Sur ce sujet, nous ne devons pas nous satisfaire du trop facile « devoir de mémoire » mais au contraire profiter de cet évènement pour le mettre dans une dynamique historique et analytique que les nouveaux outils de l’historiographie française (et pas uniquement) nous permettent aujourd’hui d’aborder de façon différente.

J’ai déjà eu l’occasion dans d’autres tribunes, d’écrire sur ce sujet. J’ai la faiblesse de penser qu’il est aujourd’hui indispensable de la faire. Je suis de ceux qui pensent depuis longtemps, qu’une grande partie de notre malaise identitaire d’aujourd’hui est étroitement articulé au désastre de mai-juin 40 dont la France ne s’est pas encore totalement remise.

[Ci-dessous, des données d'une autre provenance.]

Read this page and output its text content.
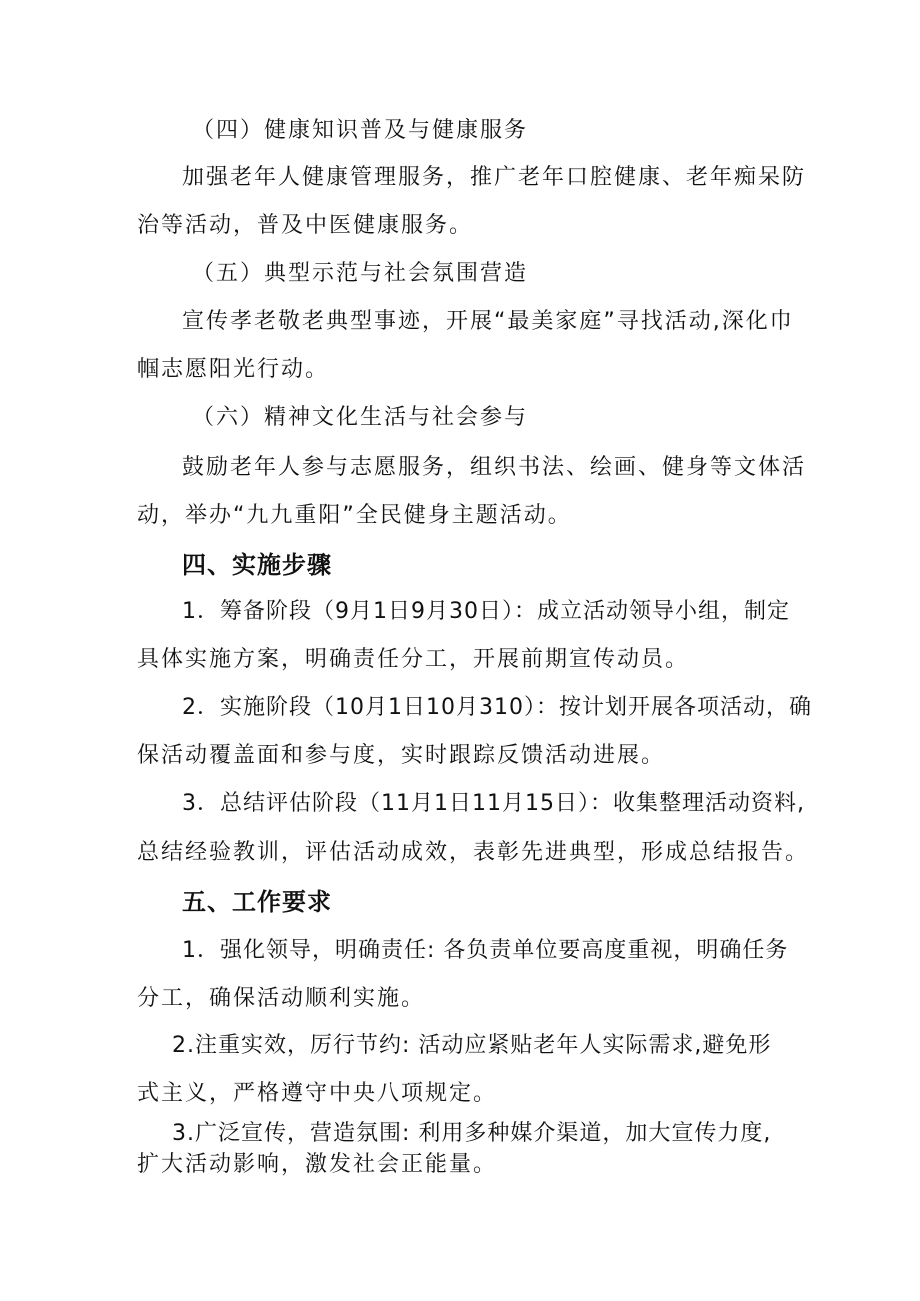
（四）健康知识普及与健康服务
加强老年人健康管理服务，推广老年口腔健康、老年痴呆防
治等活动，普及中医健康服务。
（五）典型示范与社会氛围营造
宣传孝老敬老典型事迹，开展“最美家庭”寻找活动,深化巾
帼志愿阳光行动。
（六）精神文化生活与社会参与
鼓励老年人参与志愿服务，组织书法、绘画、健身等文体活
动，举办“九九重阳”全民健身主题活动。
四、实施步骤
1．筹备阶段（9月1日9月30日）：成立活动领导小组，制定
具体实施方案，明确责任分工，开展前期宣传动员。
2．实施阶段（10月1日10月310）：按计划开展各项活动，确
保活动覆盖面和参与度，实时跟踪反馈活动进展。
3．总结评估阶段（11月1日11月15日）：收集整理活动资料,
总结经验教训，评估活动成效，表彰先进典型，形成总结报告。
五、工作要求
1．强化领导，明确责任: 各负责单位要高度重视，明确任务
分工，确保活动顺利实施。
2.注重实效，厉行节约: 活动应紧贴老年人实际需求,避免形
式主义，严格遵守中央八项规定。
3.广泛宣传，营造氛围: 利用多种媒介渠道，加大宣传力度,
扩大活动影响，激发社会正能量。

Réinterroger ce passé au regard des archives qui s’ouvrent, des nouveaux travaux historiques pourrait peut-être nous permettre de faire ce travail de reconquête de notre estime nationale indispensable pour « faire France » et porter la République. L’enjeu est de taille et Dunkerque pourrait –si elle le souhaite- être force de proposition.

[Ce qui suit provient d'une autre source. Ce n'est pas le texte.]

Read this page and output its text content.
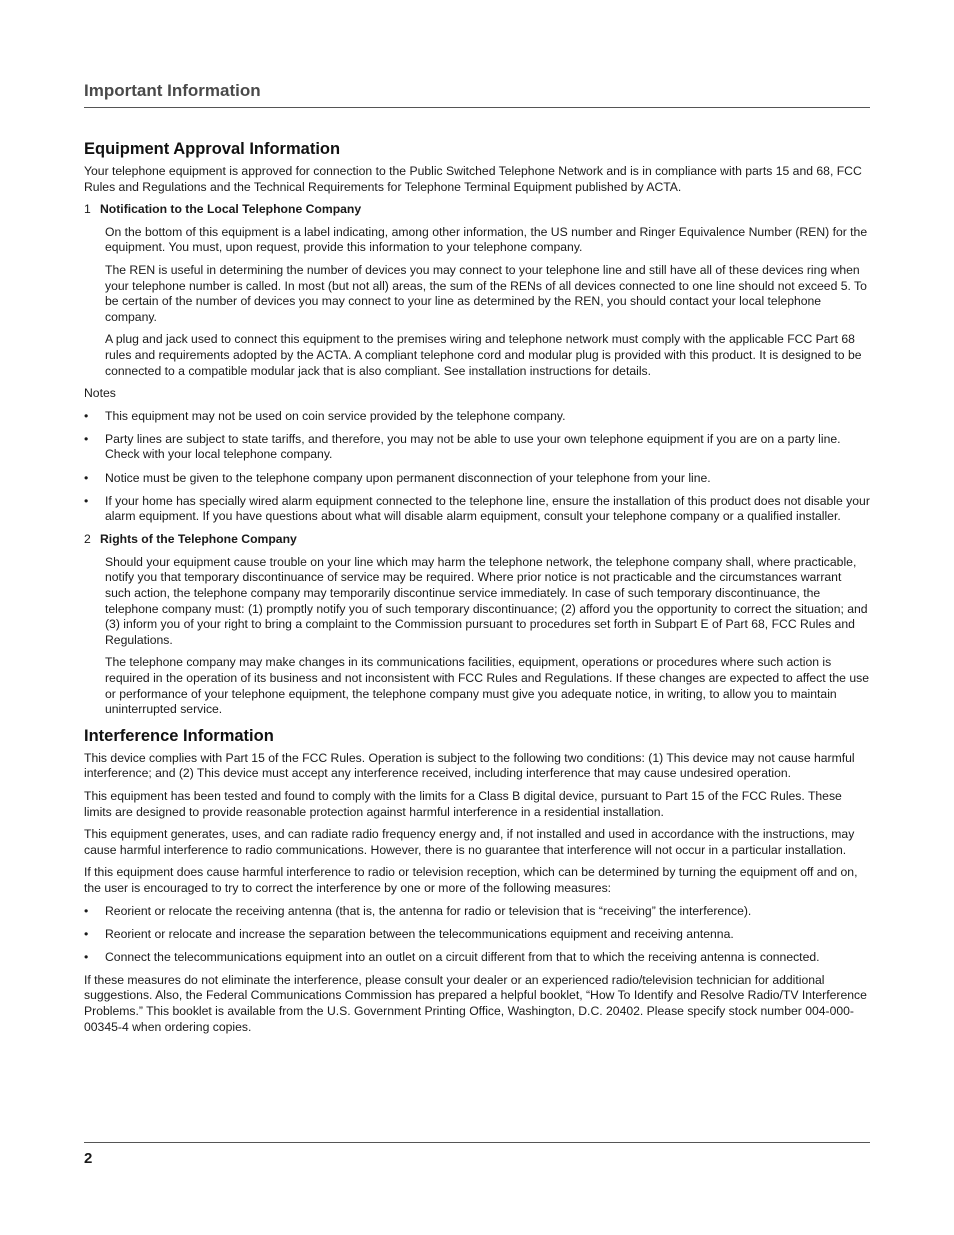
Important Information
Equipment Approval Information

Your telephone equipment is approved for connection to the Public Switched Telephone Network and is in compliance with parts 15 and 68, FCC Rules and Regulations and the Technical Requirements for Telephone Terminal Equipment published by ACTA.

1 Notification to the Local Telephone Company

On the bottom of this equipment is a label indicating, among other information, the US number and Ringer Equivalence Number (REN) for the equipment. You must, upon request, provide this information to your telephone company.

The REN is useful in determining the number of devices you may connect to your telephone line and still have all of these devices ring when your telephone number is called. In most (but not all) areas, the sum of the RENs of all devices connected to one line should not exceed 5. To be certain of the number of devices you may connect to your line as determined by the REN, you should contact your local telephone company.

A plug and jack used to connect this equipment to the premises wiring and telephone network must comply with the applicable FCC Part 68 rules and requirements adopted by the ACTA. A compliant telephone cord and modular plug is provided with this product. It is designed to be connected to a compatible modular jack that is also compliant. See installation instructions for details.

Notes

• This equipment may not be used on coin service provided by the telephone company.
• Party lines are subject to state tariffs, and therefore, you may not be able to use your own telephone equipment if you are on a party line. Check with your local telephone company.
• Notice must be given to the telephone company upon permanent disconnection of your telephone from your line.
• If your home has specially wired alarm equipment connected to the telephone line, ensure the installation of this product does not disable your alarm equipment. If you have questions about what will disable alarm equipment, consult your telephone company or a qualified installer.
2 Rights of the Telephone Company

Should your equipment cause trouble on your line which may harm the telephone network, the telephone company shall, where practicable, notify you that temporary discontinuance of service may be required. Where prior notice is not practicable and the circumstances warrant such action, the telephone company may temporarily discontinue service immediately. In case of such temporary discontinuance, the telephone company must: (1) promptly notify you of such temporary discontinuance; (2) afford you the opportunity to correct the situation; and (3) inform you of your right to bring a complaint to the Commission pursuant to procedures set forth in Subpart E of Part 68, FCC Rules and Regulations.

The telephone company may make changes in its communications facilities, equipment, operations or procedures where such action is required in the operation of its business and not inconsistent with FCC Rules and Regulations. If these changes are expected to affect the use or performance of your telephone equipment, the telephone company must give you adequate notice, in writing, to allow you to maintain uninterrupted service.

Interference Information

This device complies with Part 15 of the FCC Rules. Operation is subject to the following two conditions: (1) This device may not cause harmful interference; and (2) This device must accept any interference received, including interference that may cause undesired operation.

This equipment has been tested and found to comply with the limits for a Class B digital device, pursuant to Part 15 of the FCC Rules. These limits are designed to provide reasonable protection against harmful interference in a residential installation.

This equipment generates, uses, and can radiate radio frequency energy and, if not installed and used in accordance with the instructions, may cause harmful interference to radio communications. However, there is no guarantee that interference will not occur in a particular installation.

If this equipment does cause harmful interference to radio or television reception, which can be determined by turning the equipment off and on, the user is encouraged to try to correct the interference by one or more of the following measures:

• Reorient or relocate the receiving antenna (that is, the antenna for radio or television that is “receiving” the interference).
• Reorient or relocate and increase the separation between the telecommunications equipment and receiving antenna.
• Connect the telecommunications equipment into an outlet on a circuit different from that to which the receiving antenna is connected.

If these measures do not eliminate the interference, please consult your dealer or an experienced radio/television technician for additional suggestions. Also, the Federal Communications Commission has prepared a helpful booklet, “How To Identify and Resolve Radio/TV Interference Problems.” This booklet is available from the U.S. Government Printing Office, Washington, D.C. 20402. Please specify stock number 004-000-00345-4 when ordering copies.

2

Le scénario de Nolan sera le sien, la vision qu’il aura de l’évènement sera la sienne, mais rien ne nous empêche, parallèlement au film qui aura sa vie propre, d’utiliser ce formidable évènement pour mettre en place, sur la durée, des colloques, séminaires, manifestations, exposition, en lien avec les historiens, les universités, le monde combattants et ses associations, les chercheurs en Sciences politiques, les philosophes sur ce passé qui ne passe pas et qui demeure pour une grande part totalement inconnu de nos compatriotes où alors très mal et de façon erronée.

Si Dunkerque fut une ville martyre et qui a bien mérité de la Patrie, elle peut à nouveau jouer ce rôle essentiel de lien pour la Nation, entre un évènement qui a failli voir sa disparition et qui a joué un rôle majeur dans sa crise identitaire voire existentielle que nous connaissons. Ce travail me paraît urgent et peut contribuer à forger une réponse à cette question qui aujourd’hui nous obsède : qu’est-ce qu’être Français ?

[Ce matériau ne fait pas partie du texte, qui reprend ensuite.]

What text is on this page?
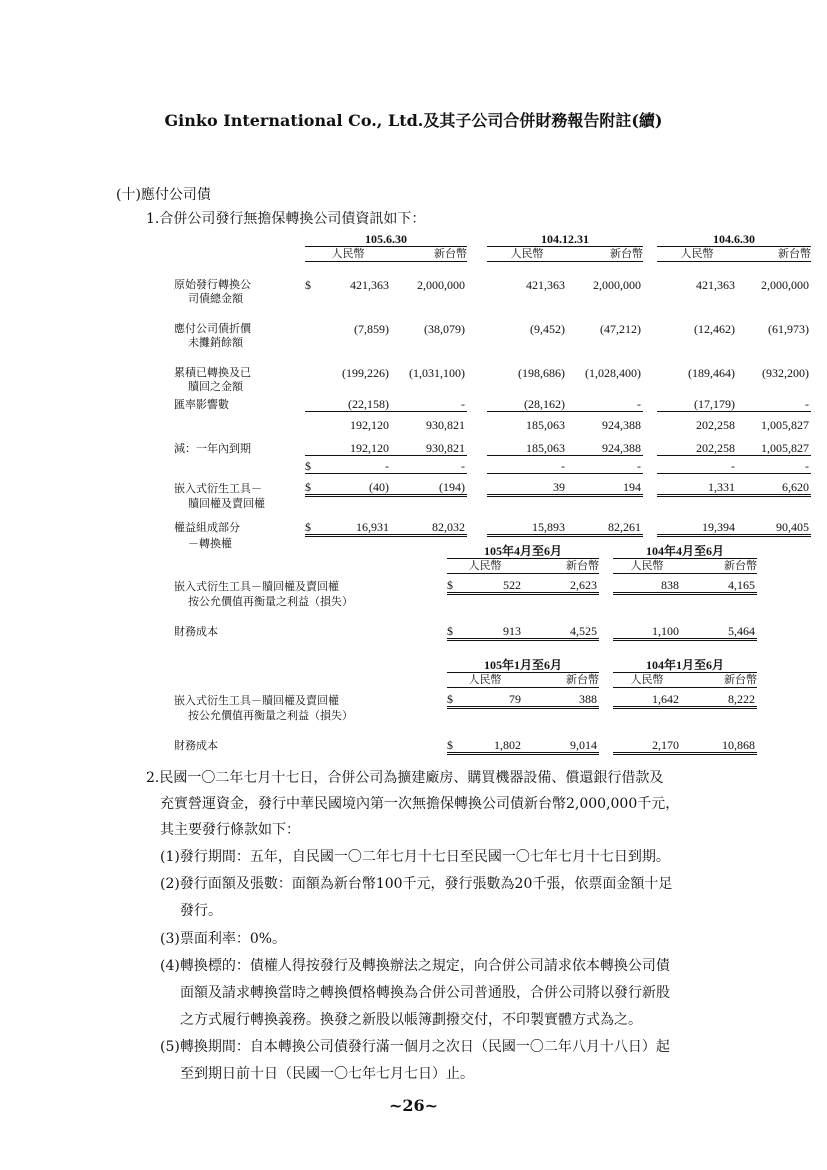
Ginko International Co., Ltd.及其子公司合併財務報告附註(續)
(十)應付公司債
1.合併公司發行無擔保轉換公司債資訊如下：
	105.6.30				104.12.31				104.6.30		
	人民幣		新台幣		人民幣		新台幣		人民幣		新台幣
原始發行轉換公	$	421,363	2,000,000			421,363	2,000,000			421,363	2,000,000
司債總金額											
應付公司債折價		(7,859)	(38,079)			(9,452)	(47,212)			(12,462)	(61,973)
未攤銷餘額											
累積已轉換及已		(199,226)	(1,031,100)			(198,686)	(1,028,400)			(189,464)	(932,200)
贖回之金額											
匯率影響數		(22,158)	-			(28,162)	-			(17,179)	-
		192,120	930,821			185,063	924,388			202,258	1,005,827
減：一年內到期		192,120	930,821			185,063	924,388			202,258	1,005,827
	$	-	-			-	-			-	-
嵌入式衍生工具－	$	(40)	(194)			39	194			1,331	6,620
贖回權及賣回權											
權益組成部分	$	16,931	82,032			15,893	82,261			19,394	90,405
－轉換權											
	105年4月至6月				104年4月至6月	
	人民幣		新台幣		人民幣	新台幣
嵌入式衍生工具－贖回權及賣回權	$	522	2,623		838	4,165
按公允價值再衡量之利益（損失）						
財務成本	$	913	4,525		1,100	5,464
	105年1月至6月				104年1月至6月	
	人民幣		新台幣		人民幣	新台幣
嵌入式衍生工具－贖回權及賣回權	$	79	388		1,642	8,222
按公允價值再衡量之利益（損失）						
財務成本	$	1,802	9,014		2,170	10,868
2.民國一〇二年七月十七日，合併公司為擴建廠房、購買機器設備、償還銀行借款及
充實營運資金，發行中華民國境內第一次無擔保轉換公司債新台幣2,000,000千元，
其主要發行條款如下：
(1)發行期間：五年，自民國一〇二年七月十七日至民國一〇七年七月十七日到期。
(2)發行面額及張數：面額為新台幣100千元，發行張數為20千張，依票面金額十足
發行。
(3)票面利率：0%。
(4)轉換標的：債權人得按發行及轉換辦法之規定，向合併公司請求依本轉換公司債
面額及請求轉換當時之轉換價格轉換為合併公司普通股，合併公司將以發行新股
之方式履行轉換義務。換發之新股以帳簿劃撥交付，不印製實體方式為之。
(5)轉換期間：自本轉換公司債發行滿一個月之次日（民國一〇二年八月十八日）起
至到期日前十日（民國一〇七年七月七日）止。
~26~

Il faut donc se saisir de cette occasion extraordinaire qui nous est offerte à la fois par le hasard et peut-être la nécessité qu’ont les hommes d’interroger sans cesse leur passé. Réduire ce moment a une opportunité économique et d’image serait passer à côté de ce qu’il peut pleinement représenter. Il peut nous permettre, sur un enjeu profondément historique et politique, de donner à Dunkerque un rôle de premier plan dans cet immense débat qui nous agite et qui doit nous engager pour rétablir ce dialogue avec l’histoire sans lequel il serait vain de prétendre vouloir faire de la politique, donc de comprendre notre pays et de lui tracer une perspective qu’il recherche désespérément et sans laquelle il peut basculer dans le chaos. La mémoire doit céder le pas à l'histoire afin de faire sens.

Aussi surprenant que cela puisse paraître, il se peut que le cinéma puisse nous aider.